Penyerangan yang terjadi pada Agustus 2012 itu merupakan kali kedua. Sebelumnya pada Desember 2011, pengikut Tajul Muluk ini juga pernah diserang, dan sekitar 300 kepala keluarga terpaksa mengungsi.

Pengungsi tersebut dipindahkan dari GOR Wijaya Kusuma ke rusun Puspa Agro Sidoardjo. Pemerintah Kabupaten Sampang mengatakan pemindahan para pengungsi tersebut berdasarkan kesepakatan bersama antara Pemkab Sampang dengan Pemprov Jatim dan pimpinan DPRD.

Ketua Umum Pengurus Pusat Muhammadiyah Din Syamsuddin menilai langkah pemerintah daerah Jawa Timur merelokasi warga Syiah Sampang ke Sidoardjo seharusnya ditinjau ulang (24/06/2013). Baginya hal utama yang harus dilakukan pemerintah adalah melakukan rekonsiliasi warga dengan kelompok Syiah di Sampang tersebut. Menurutnya peristiwa terusirnya masyarakat syiah Sampang dari tanah kelahirannya tidak boleh terjadi di Indonesia yang merupakan negara Pancasila. Meskipun tidak mendukung ajaran Syiah, Din menilai penyerangan terhadap penganut Syiah bertentangan dengan prinsip kemanusiaan dan kebangsaan. Ia yakin agama dan Islam menjunjung tinggi nilai tersebut dan harus mencari jalan keluar .

Tidak Mudah

Meskipun mendapatkan bantuan dari pemerintah setempat, Warga Syiah yang ditempatkan di rumah susun sederhana di Sidoarjo kerap menuntut agar dikembalikan ke kampungnya. Mereka sempat memprotes rencana pemindahan dengan mendatangi gedung DPR. Keinginan mereka untuk kembali ke kampung halamannya, selalu ditolak Pemda dan otoritas keamanan setempat, karena alasan keamanan. Presiden SBY bahkan harus turun tangan untuk merangkul kalangan ulama dan intelektual untuk mendiskusikan masalah tersebut.

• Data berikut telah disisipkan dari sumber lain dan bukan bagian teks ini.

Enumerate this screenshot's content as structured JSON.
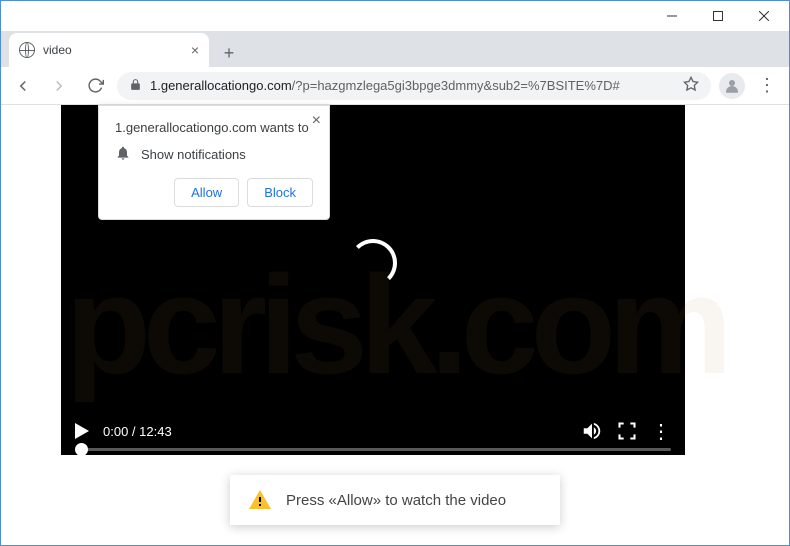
{
  "window": {
    "title": "video"
  },
  "tab": {
    "title": "video"
  },
  "toolbar": {
    "url_domain": "1.generallocationgo.com",
    "url_path": "/?p=hazgmzlega5gi3bpge3dmmy&sub2=%7BSITE%7D#"
  },
  "permission": {
    "heading": "1.generallocationgo.com wants to",
    "option": "Show notifications",
    "allow": "Allow",
    "block": "Block"
  },
  "video": {
    "current_time": "0:00",
    "duration": "12:43"
  },
  "bottom_message": "Press «Allow» to watch the video",
  "watermark": "pcrisk.com"
}
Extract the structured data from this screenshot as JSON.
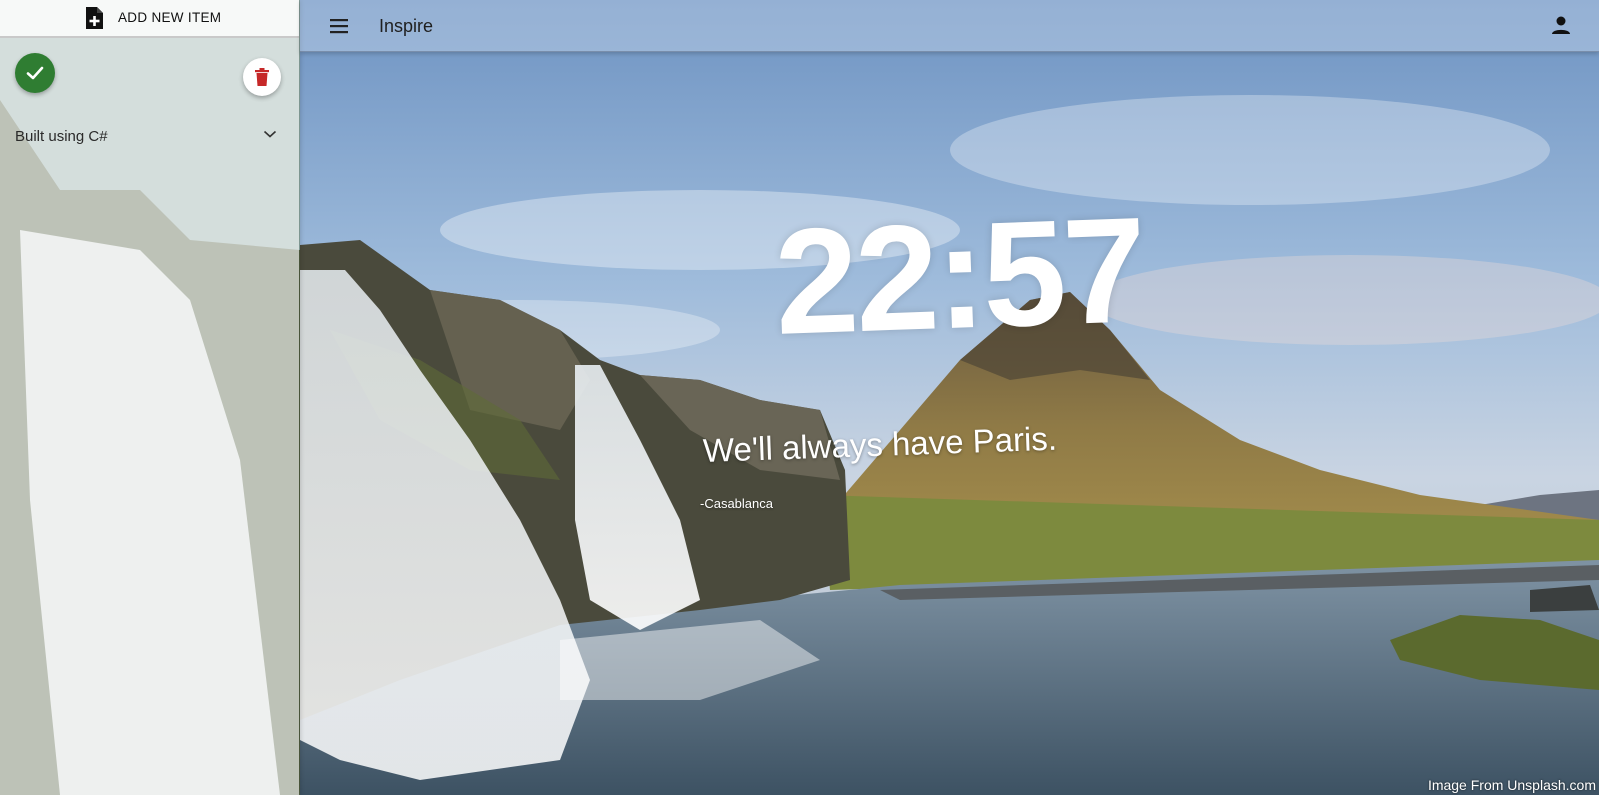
{
  "header": {
    "title": "Inspire",
    "menu_icon": "menu-icon",
    "account_icon": "account-icon"
  },
  "drawer": {
    "add_item_label": "ADD NEW ITEM",
    "add_item_icon": "note-add-icon",
    "complete_icon": "check-icon",
    "delete_icon": "trash-icon",
    "section_label": "Built using C#",
    "section_icon": "chevron-down-icon"
  },
  "main": {
    "time": "22:57",
    "quote": "We'll always have Paris.",
    "quote_author": "-Casablanca",
    "credit": "Image From Unsplash.com"
  },
  "colors": {
    "accent_green": "#2f7d32",
    "delete_red": "#c62828",
    "sky": "#7fa6cf",
    "water": "#3f5566"
  }
}
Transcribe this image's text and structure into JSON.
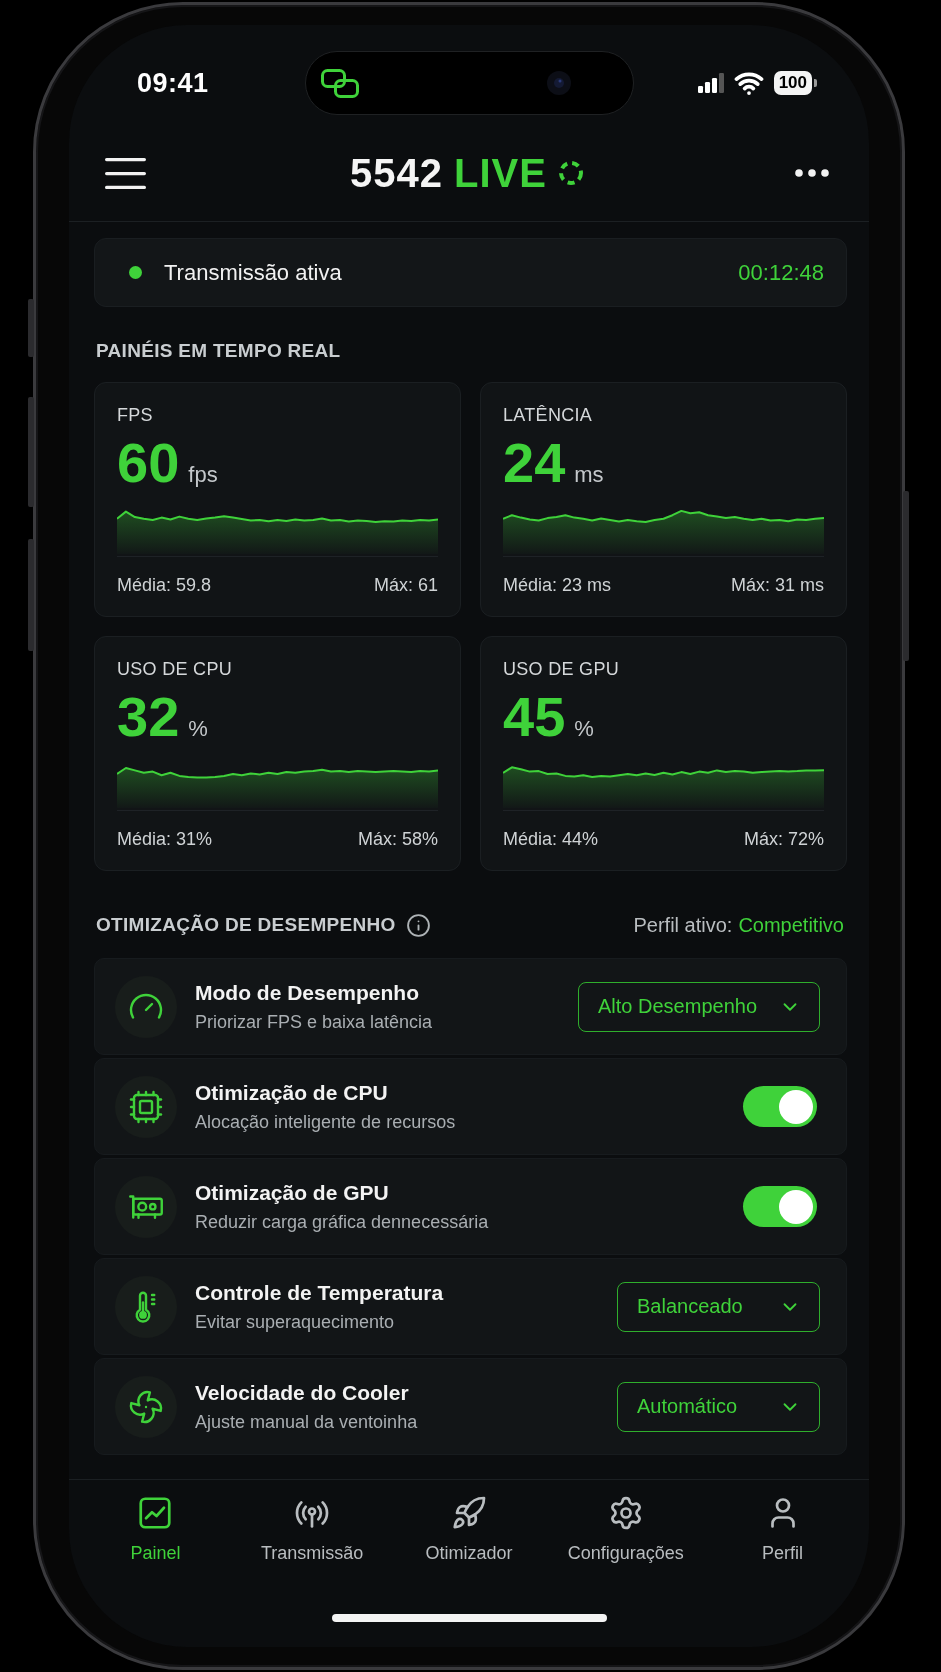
{
  "status_bar": {
    "time": "09:41",
    "battery": "100"
  },
  "header": {
    "title": "5542",
    "badge": "LIVE"
  },
  "stream_status": {
    "label": "Transmissão ativa",
    "active": true,
    "timer": "00:12:48"
  },
  "realtime_panels": {
    "title": "PAINÉIS EM TEMPO REAL",
    "panels": [
      {
        "label": "FPS",
        "value": "60",
        "unit": "fps",
        "average": "Média: 59.8",
        "max": "Máx: 61"
      },
      {
        "label": "LATÊNCIA",
        "value": "24",
        "unit": "ms",
        "average": "Média: 23 ms",
        "max": "Máx: 31 ms"
      },
      {
        "label": "USO DE CPU",
        "value": "32",
        "unit": "%",
        "average": "Média: 31%",
        "max": "Máx: 58%"
      },
      {
        "label": "USO DE GPU",
        "value": "45",
        "unit": "%",
        "average": "Média: 44%",
        "max": "Máx: 72%"
      }
    ]
  },
  "optimization": {
    "title": "OTIMIZAÇÃO DE DESEMPENHO",
    "profile_label": "Perfil ativo:",
    "profile_value": "Competitivo",
    "items": [
      {
        "kind": "select",
        "title": "Modo de Desempenho",
        "description": "Priorizar FPS e baixa latência",
        "value": "Alto Desempenho"
      },
      {
        "kind": "toggle",
        "title": "Otimização de CPU",
        "description": "Alocação inteligente de recursos",
        "on": true
      },
      {
        "kind": "toggle",
        "title": "Otimização de GPU",
        "description": "Reduzir carga gráfica dennecessária",
        "on": true
      },
      {
        "kind": "select",
        "title": "Controle de Temperatura",
        "description": "Evitar superaquecimento",
        "value": "Balanceado"
      },
      {
        "kind": "select",
        "title": "Velocidade do Cooler",
        "description": "Ajuste manual da ventoinha",
        "value": "Automático"
      }
    ]
  },
  "tab_bar": {
    "items": [
      {
        "label": "Painel",
        "selected": true
      },
      {
        "label": "Transmissão",
        "selected": false
      },
      {
        "label": "Otimizador",
        "selected": false
      },
      {
        "label": "Configurações",
        "selected": false
      },
      {
        "label": "Perfil",
        "selected": false
      }
    ]
  }
}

Sama halnya dengan konflik Ambon, Poso dan Ahmadiyah, konflik Sampang sulit untuk diatasi karena bekaitan dengan pandangan agama yang sangat mendasar. Kedua belah pihak berbeda dalam keyakinan dan praktik keagamaan. Perbedaan itu seringkali diwarnai benturan dan kekerasan yang semakin mempertegas perbedaan tersebut.

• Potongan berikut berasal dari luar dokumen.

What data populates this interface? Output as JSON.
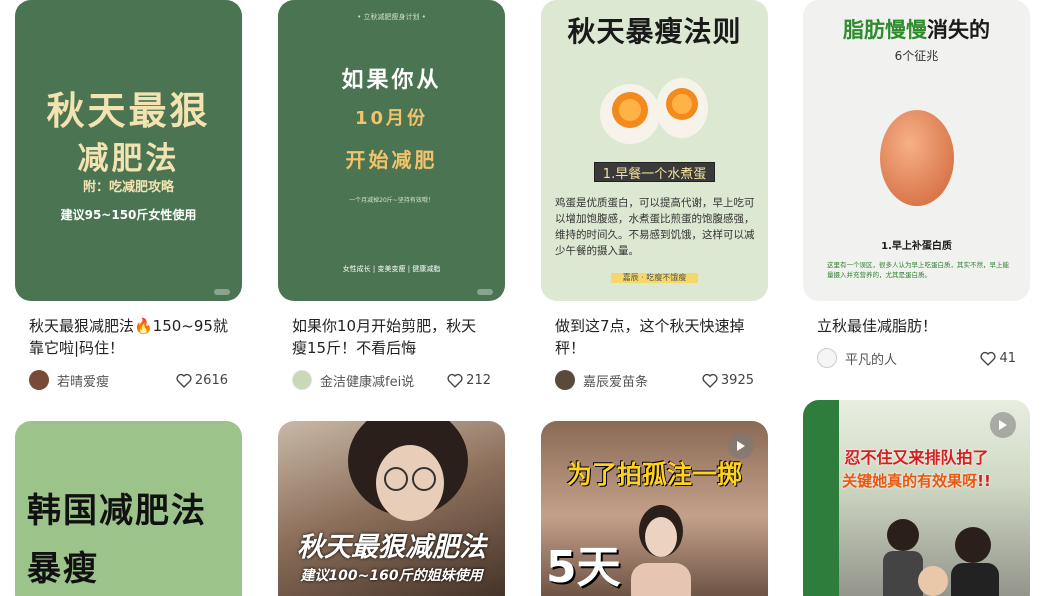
{
  "colors": {
    "green_dark": "#4a7452",
    "green_light": "#9cc48a",
    "cream": "#f3e3b0",
    "orange": "#f2c36a"
  },
  "cards": [
    {
      "cover": {
        "line1": "秋天最狠",
        "line2": "减肥法",
        "line3": "附：吃减肥攻略",
        "line4": "建议95~150斤女性使用"
      },
      "title": "秋天最狠减肥法🔥150~95就靠它啦|码住！",
      "author": "若晴爱瘦",
      "likes": "2616",
      "icon": "heart-icon"
    },
    {
      "cover": {
        "top": "• 立秋减肥瘦身计划 •",
        "line1": "如果你从",
        "line2": "10月份",
        "line3": "开始减肥",
        "small": "一个月减掉20斤~坚持有效哦！",
        "footer": "女性成长 | 变美变瘦 | 健康减脂"
      },
      "title": "如果你10月开始剪肥，秋天瘦15斤！不看后悔",
      "author": "金洁健康减fei说",
      "likes": "212",
      "icon": "heart-icon"
    },
    {
      "cover": {
        "heading": "秋天暴瘦法则",
        "step": "1.早餐一个水煮蛋",
        "body": "鸡蛋是优质蛋白，可以提高代谢，早上吃可以增加饱腹感，水煮蛋比煎蛋的饱腹感强，维持的时间久。不易感到饥饿，这样可以减少午餐的摄入量。",
        "tag": "嘉辰 · 吃瘦不饿瘦"
      },
      "title": "做到这7点，这个秋天快速掉秤！",
      "author": "嘉辰爱苗条",
      "likes": "3925",
      "icon": "heart-icon"
    },
    {
      "cover": {
        "heading_green": "脂肪慢慢",
        "heading_rest": "消失的",
        "sub": "6个征兆",
        "step": "1.早上补蛋白质",
        "body": "这里有一个误区，很多人认为早上吃蛋白质，其实不然，早上能量摄入并充营养的，尤其是蛋白质。"
      },
      "title": "立秋最佳减脂肪！",
      "author": "平凡的人",
      "likes": "41",
      "icon": "heart-icon"
    },
    {
      "cover": {
        "line1": "韩国减肥法",
        "line2": "暴瘦"
      }
    },
    {
      "cover": {
        "line1": "秋天最狠减肥法",
        "line2": "建议100~160斤的姐妹使用"
      }
    },
    {
      "cover": {
        "line1": "为了拍孤注一掷",
        "line2": "5天"
      },
      "icon": "play-icon"
    },
    {
      "cover": {
        "line1": "忍不住又来排队拍了",
        "line2": "关键她真的有效果呀",
        "accent": "!!"
      },
      "icon": "play-icon"
    }
  ]
}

Tindakan pemerintah untuk merelokasi penganut Syiah bisa memiliki efek ganda. Di satu sisi, relokasi dalam jangka panjang berpotensi untuk menciptakan segregasi antara pihak yang bertikai. Kedua pihak akan menjadi sulit untuk menerima keberadaan kelompok lain karena tidak terbiasa hidup berdampingan. Namun dalam jangka pendek, relokasi bisa menjadi solusi untuk menghindari terjadinya kekerasan dan meminimalisir jatuhnya korban. Kedamaian mustahil untuk tercipta apabila interaksi antara kedua kelompok terus diwarnai kekerasan.
Sementara itu, dalam sebuah diskusi dengan Menteri Agama Suryadharma Ali di Sampang, Madura, pada 25 Juli 2013, Para ulama di Sampang menyampaikan kesediaannya untuk menerima kembali warga Syiah kembali ke kampungnya asalkan mereka meninggalkan ajarannya dan bertobat.

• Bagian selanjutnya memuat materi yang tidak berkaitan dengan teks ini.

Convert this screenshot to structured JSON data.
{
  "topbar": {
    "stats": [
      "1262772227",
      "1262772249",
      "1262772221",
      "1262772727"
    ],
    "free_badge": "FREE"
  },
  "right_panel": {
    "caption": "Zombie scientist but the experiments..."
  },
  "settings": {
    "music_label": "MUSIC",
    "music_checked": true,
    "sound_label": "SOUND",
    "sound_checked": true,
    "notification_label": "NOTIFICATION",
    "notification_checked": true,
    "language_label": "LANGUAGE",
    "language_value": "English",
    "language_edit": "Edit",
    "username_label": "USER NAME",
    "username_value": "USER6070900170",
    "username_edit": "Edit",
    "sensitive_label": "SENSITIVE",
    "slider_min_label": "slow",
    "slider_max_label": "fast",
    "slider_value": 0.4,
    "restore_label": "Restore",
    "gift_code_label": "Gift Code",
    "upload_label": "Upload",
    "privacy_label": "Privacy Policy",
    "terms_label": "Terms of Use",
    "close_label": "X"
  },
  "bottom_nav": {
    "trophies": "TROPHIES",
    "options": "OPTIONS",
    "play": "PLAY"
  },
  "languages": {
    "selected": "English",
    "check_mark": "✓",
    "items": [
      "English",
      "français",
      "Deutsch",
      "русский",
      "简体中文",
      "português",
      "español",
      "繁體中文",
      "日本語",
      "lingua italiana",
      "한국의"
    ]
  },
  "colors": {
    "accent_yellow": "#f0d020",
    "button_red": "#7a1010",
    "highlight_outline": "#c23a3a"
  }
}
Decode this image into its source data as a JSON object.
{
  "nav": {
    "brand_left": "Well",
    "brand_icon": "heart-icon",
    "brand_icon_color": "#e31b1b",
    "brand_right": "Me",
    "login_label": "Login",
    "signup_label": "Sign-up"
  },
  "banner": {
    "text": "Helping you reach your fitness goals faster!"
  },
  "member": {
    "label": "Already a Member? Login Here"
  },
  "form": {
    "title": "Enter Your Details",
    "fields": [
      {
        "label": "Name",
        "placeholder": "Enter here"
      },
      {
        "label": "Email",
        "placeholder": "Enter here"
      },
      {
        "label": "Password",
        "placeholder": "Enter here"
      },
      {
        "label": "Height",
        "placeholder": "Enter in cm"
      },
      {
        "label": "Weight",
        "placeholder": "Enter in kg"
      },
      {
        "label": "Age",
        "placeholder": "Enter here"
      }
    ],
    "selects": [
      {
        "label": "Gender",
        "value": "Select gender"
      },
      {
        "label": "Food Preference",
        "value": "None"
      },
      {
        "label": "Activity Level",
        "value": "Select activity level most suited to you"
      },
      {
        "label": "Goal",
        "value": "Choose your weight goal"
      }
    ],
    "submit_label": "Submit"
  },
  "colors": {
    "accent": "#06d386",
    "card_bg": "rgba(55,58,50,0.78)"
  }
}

Menurut mereka yang menginginkan umat Syiah “bertobat” disebabkan secara fiqiyah menilai bahwa ada 3 golongan Syi’ah di Indonesia yakni, pertama, Syi’ah ideologi, yaitu sekelompok orang yang tidak menampakkan dirinya sebagai Syi’ah secara terang terangan dan kelompok ini tidak menuntut ke-Syi’ahannya. Kedua, Syi’ah pemikiran, di mana kelompok ini sudah mulai terang-terangan menunjukkan ke-Syi’ahannya. Ketiga, Syi’ah pengikut atau hanya ikut-ikutan saja, seperti kaum Syi’ah di Sampang Madura dan Kec. Pasar Kliwon Kota Surakarta. Beberapa faktor yang menyebabkan sekte Syi’ah lebih berbahaya dibandingkan sekte sesat lainnya adalah aqidah Syi’ah yang menghancurkan tatanan Islam, di antaranya menghalalkan nikah kontrak (mutah) yang akan menghancurkan moral umat. Berdasarkan fakta tersebut, dirinya mengajak seluruh umat Islam untuk mewaspadai Syi’ah dan harus bersatu untuk menghadapinya. Saat ini kelompok Syi’ah sudah mulai menampakkan diri di berbagai wilayah dan mengadakan berbagai pelatihan militer di Indonesia termasuk Kota Surakarta. Aliran Syi’ah itu lebih berbahaya dari aliran apapun, karena Syi’ah itu ada di sekitar masyarakat dan akan sulit untuk membedakannya kalau mereka tidak mengakuinya. Oleh karena itu, masyarakat harus mempersiapkan diri dan merapatkan barisan untuk menghadapi bahaya masuknya Syi’ah terutama di Kota Surakarta dan wilayah lainnya.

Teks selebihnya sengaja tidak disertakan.